Our Pick: Pilanesberg National Park’s Manyane Resort have 2-seater safari tents that are incredibly comfortable, spotlessly maintained, and cost as low as INR 7000 per night per person including 2 guided safaris, stay, and all 3 meals!
3. Live Outside Of The Park/ Reserve
Given safaris are typically booked as an all-inclusive package, the accommodation choices are not entirely up to you. This can be entirely circumvented by making part-by-part booking on your own, especially starting with accommodation. Find a place outside of the park premises, usually in or around any of the entry gates or in the nearby town. These camps/ hotels are priced at least 50% cheaper to those in the park, even cheaper than the tented camps we talked of.
Once you zero in on your accommodation, reach out to them to see if they make arrangements for guided safaris into the park.

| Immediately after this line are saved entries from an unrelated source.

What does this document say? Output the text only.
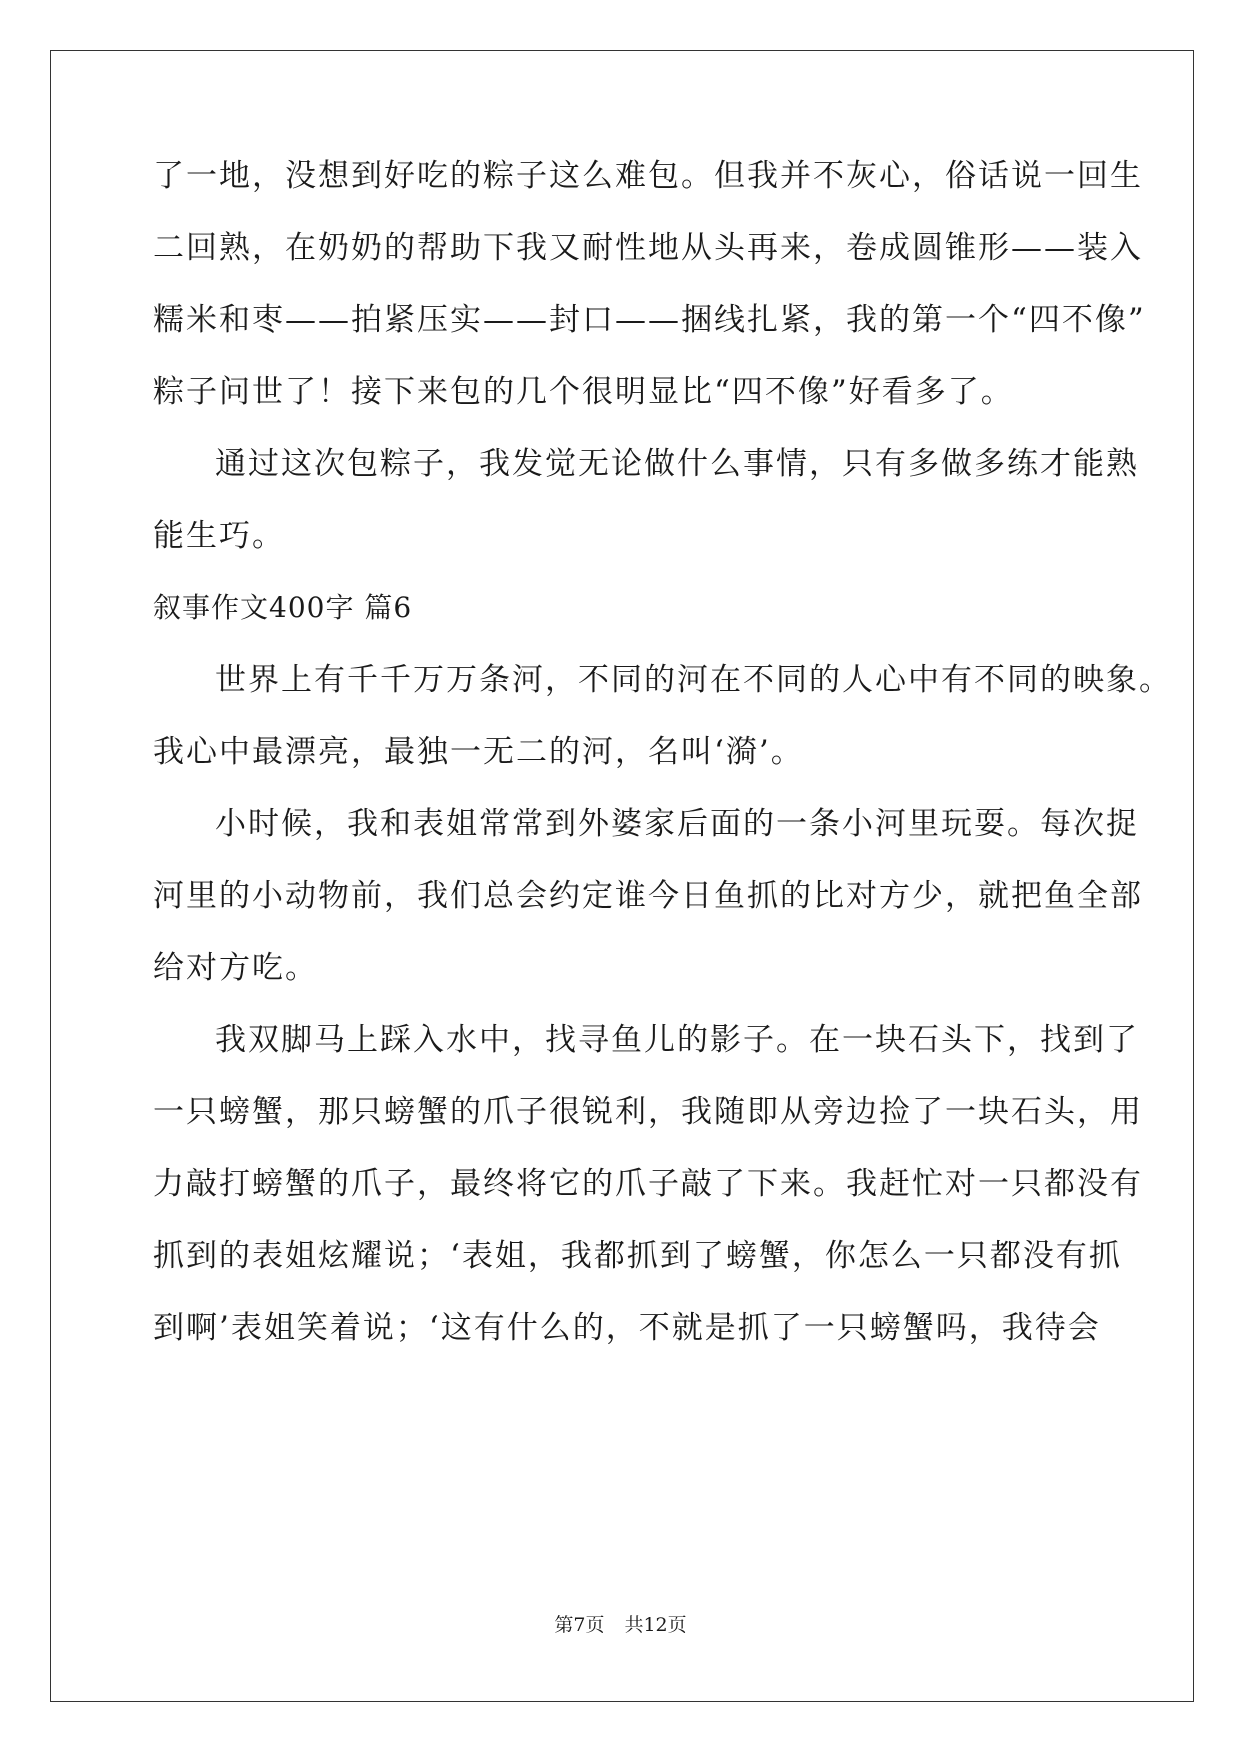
了一地，没想到好吃的粽子这么难包。但我并不灰心，俗话说一回生
二回熟，在奶奶的帮助下我又耐性地从头再来，卷成圆锥形——装入
糯米和枣——拍紧压实——封口——捆线扎紧，我的第一个“四不像”
粽子问世了！接下来包的几个很明显比“四不像”好看多了。
通过这次包粽子，我发觉无论做什么事情，只有多做多练才能熟
能生巧。
叙事作文400字 篇6
世界上有千千万万条河，不同的河在不同的人心中有不同的映象。
我心中最漂亮，最独一无二的河，名叫‘漪’。
小时候，我和表姐常常到外婆家后面的一条小河里玩耍。每次捉
河里的小动物前，我们总会约定谁今日鱼抓的比对方少，就把鱼全部
给对方吃。
我双脚马上踩入水中，找寻鱼儿的影子。在一块石头下，找到了
一只螃蟹，那只螃蟹的爪子很锐利，我随即从旁边捡了一块石头，用
力敲打螃蟹的爪子，最终将它的爪子敲了下来。我赶忙对一只都没有
抓到的表姐炫耀说；‘表姐，我都抓到了螃蟹，你怎么一只都没有抓
到啊’表姐笑着说；‘这有什么的，不就是抓了一只螃蟹吗，我待会
第7页 共12页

You can even join other travellers residing in the same place so as to cut costs significantly as guided safaris are priced per car and not per person. The more people you get together, the cheaper it gets!
Our Pick: St. Lucia in KwaZulu Natal is the perfect base to go for safaris in the nearby Hluhluwe Park as well as the IsiMangaliso Wetland Park. Options as low as INR 2000/ night are available.
4. Opt For A Self-Drive Safari
Let the term ‘self-drive’ not scare you, there are very few activities that give you the rush and satisfaction of a self-drive safari. Rent a car and head out into the park on your own by just paying the entry fees. Follow the marked trails, get your binoculars out, and search for the elusive creatures in the bush. As long as you don’t step out of the vehicle or do something goofy, your safety is more or less assured. Most parks even have designated pit stops wherein you can get off and enjoy a picnic - a true African bush experience without any of the financial burden.
If you fail to spot any of the animals you came looking for on your own, the trick is to wait out for a ‘ranger-driven’ vehicle to drive by and just follow on its tail. The rangers in the parks communicate with each other about sightings and they’ll ensure that you’re sighting at least the Zebras, Giraffes, and the Wildebeests if not the Big 5.
Our Pick: Addo Elephant National Park near Port Elizabeth in South Africa is tailor made for self-driving. Etosha in Namibia and Kgalagadi in Botswana are also popular among the self-drivers.
5. The Power Of Low Season
The holy grail of budget travel is the so-called ‘off season’, a blessing in disguise for the safari lovers. With the large majority of tourists staying away, the low season brings unobstructed game viewing. At a safari, this means viewing the most majestic sights from the animal kingdom with very few others crowding around and scaring the animal away, a common sight at the big parks. Additionally, all the accommodations and package operators cut their costs by almost half at this time.
The rainy season is the low season when it comes to a safari since the grass grows tall blinding us from spotting wildlife. But, at the very beginning of the monsoons (the first 3 weeks), grass hasn’t quite grown yet, water isn’t available in plenty, and the animals are still freely moving. As an added bonus, animals give birth to their offsprings at this time, a rare sight to behold. Expect some afternoon showers but that will have no bearing on your early morning or evening safaris.
Our Pick: Mid to End March in Kenya/ Tanzania brings a different dimension to its wildlife, while bringing costs down majorly. Selous Park in Tanzania is an understated alternative to Serengeti.
So, while scoring a safari at backpacker prices is still very difficult, they don’t have to be expensive by any means. Whether you prefer the Southern African wilderness or that of East Africa, there are multiple ways by which safaris can be done on a budget. At INR 25000, a couple can enjoy a 2-day guided safari replete with decadent meals, comfortable stay, and unlimited wildlife viewing!